Problèmes d’interprétation
27Dimensions : Léonard de Vinci ne fournit aucune mesure mais si l’on prend le treuil – qui doit être actionné à la main – comme référence, on peut imaginer que son axe de rotation se trouve à environ 1,5 mètres du marchepied. En se fondant sur cette hypothèse, on peut déduire que la hauteur totale de la grue devait être de 5 à 6 mètres, pour une portée d’environ 3 mètres.

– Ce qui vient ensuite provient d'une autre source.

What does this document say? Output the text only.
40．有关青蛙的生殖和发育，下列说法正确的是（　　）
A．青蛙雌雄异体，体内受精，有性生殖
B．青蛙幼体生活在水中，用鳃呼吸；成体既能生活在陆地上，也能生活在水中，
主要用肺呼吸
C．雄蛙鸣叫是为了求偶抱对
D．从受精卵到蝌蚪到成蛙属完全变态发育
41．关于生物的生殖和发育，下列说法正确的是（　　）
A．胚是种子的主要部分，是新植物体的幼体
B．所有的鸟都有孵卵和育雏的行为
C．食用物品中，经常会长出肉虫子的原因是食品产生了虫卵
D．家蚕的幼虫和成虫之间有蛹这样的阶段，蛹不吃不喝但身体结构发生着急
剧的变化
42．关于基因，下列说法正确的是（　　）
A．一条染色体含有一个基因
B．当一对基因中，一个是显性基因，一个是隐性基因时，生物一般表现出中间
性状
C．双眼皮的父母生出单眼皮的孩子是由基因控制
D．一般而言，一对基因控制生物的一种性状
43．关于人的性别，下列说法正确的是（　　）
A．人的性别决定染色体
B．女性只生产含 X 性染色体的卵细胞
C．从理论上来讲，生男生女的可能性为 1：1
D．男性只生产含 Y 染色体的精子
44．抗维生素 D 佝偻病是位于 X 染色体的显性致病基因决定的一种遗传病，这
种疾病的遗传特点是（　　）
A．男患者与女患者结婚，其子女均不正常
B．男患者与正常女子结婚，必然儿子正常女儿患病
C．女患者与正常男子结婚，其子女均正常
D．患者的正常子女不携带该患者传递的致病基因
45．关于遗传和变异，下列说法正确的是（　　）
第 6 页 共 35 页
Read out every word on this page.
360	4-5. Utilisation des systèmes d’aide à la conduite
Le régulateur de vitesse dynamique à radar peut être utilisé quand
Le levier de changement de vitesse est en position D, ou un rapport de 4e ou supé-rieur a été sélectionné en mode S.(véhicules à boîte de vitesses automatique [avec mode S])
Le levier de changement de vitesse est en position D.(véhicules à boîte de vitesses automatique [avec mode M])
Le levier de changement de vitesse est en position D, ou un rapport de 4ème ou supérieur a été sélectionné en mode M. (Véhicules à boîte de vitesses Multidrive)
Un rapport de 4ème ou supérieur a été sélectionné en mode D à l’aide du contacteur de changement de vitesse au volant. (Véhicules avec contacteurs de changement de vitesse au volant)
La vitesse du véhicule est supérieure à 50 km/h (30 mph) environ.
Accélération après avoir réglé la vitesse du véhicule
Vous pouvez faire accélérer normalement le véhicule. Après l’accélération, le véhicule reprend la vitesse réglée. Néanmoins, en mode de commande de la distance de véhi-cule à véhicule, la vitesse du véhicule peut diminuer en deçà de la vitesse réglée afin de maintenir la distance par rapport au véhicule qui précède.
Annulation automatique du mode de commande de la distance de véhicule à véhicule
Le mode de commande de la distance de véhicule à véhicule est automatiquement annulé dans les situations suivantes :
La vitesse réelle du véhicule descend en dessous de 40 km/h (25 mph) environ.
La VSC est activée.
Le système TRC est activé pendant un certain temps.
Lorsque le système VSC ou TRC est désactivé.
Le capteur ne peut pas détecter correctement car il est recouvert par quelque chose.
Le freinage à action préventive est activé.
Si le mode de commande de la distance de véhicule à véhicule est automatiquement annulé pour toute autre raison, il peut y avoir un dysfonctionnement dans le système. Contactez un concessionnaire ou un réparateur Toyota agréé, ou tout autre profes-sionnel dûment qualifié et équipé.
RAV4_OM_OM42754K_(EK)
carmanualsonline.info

28Reconstitution : la base rotative, qui ne possède que quatre roues, n’est pas très claire. Dans le modèle à bras unique (Manuscrit B, fo 49ro), la grue avait une base beaucoup plus solide, malgré la charge qui devait être moindre. On ne comprend pas bien non plus comment les essieux des roues peuvent se croiser en étant à la même hauteur : dans la reconstitution, les essieux ont été placés à des niveaux différents, ce qui change en conséquence le rayon des roues relatives.
GRUE À FLÈCHE DOUBLE
29D’après Léonard de Vinci, Codex de Madrid I, fo 96ro.
Emploi
30Charge et décharge de matériaux dans les canaux et dans les ports.
Moteur
31De la manière dont Léonard de Vinci la représente, la grue semble être actionnée à la main. Le système de réduction de la force consiste en une poulie mobile, mais la grue peut être facilement dotée d’un treuil.
Description
32Il s’agit de deux grues parallèles autonomes dotées de bras horizontaux capables chacun de tourner autour de son propre axe vertical. La structure est renforcée par des contrevents.
Problèmes d’interprétation
33Dimensions : aucun détail ne nous permet de connaître les dimensions de la machine. D’après le dessin, le rapport entre le diamètre de la poulie et la portée de la grue est de 1 à 15. Si l’on émet l’hypothèse, donc, que la poulie possède un diamètre de 30 cm, la portée de la grue sera de 4,5 mètres.
34Reconstitution : les deux grues respectent les mêmes dimensions et peuvent donc tourner de manière parallèle ou divergente. Elle ne peuvent pas se croiser.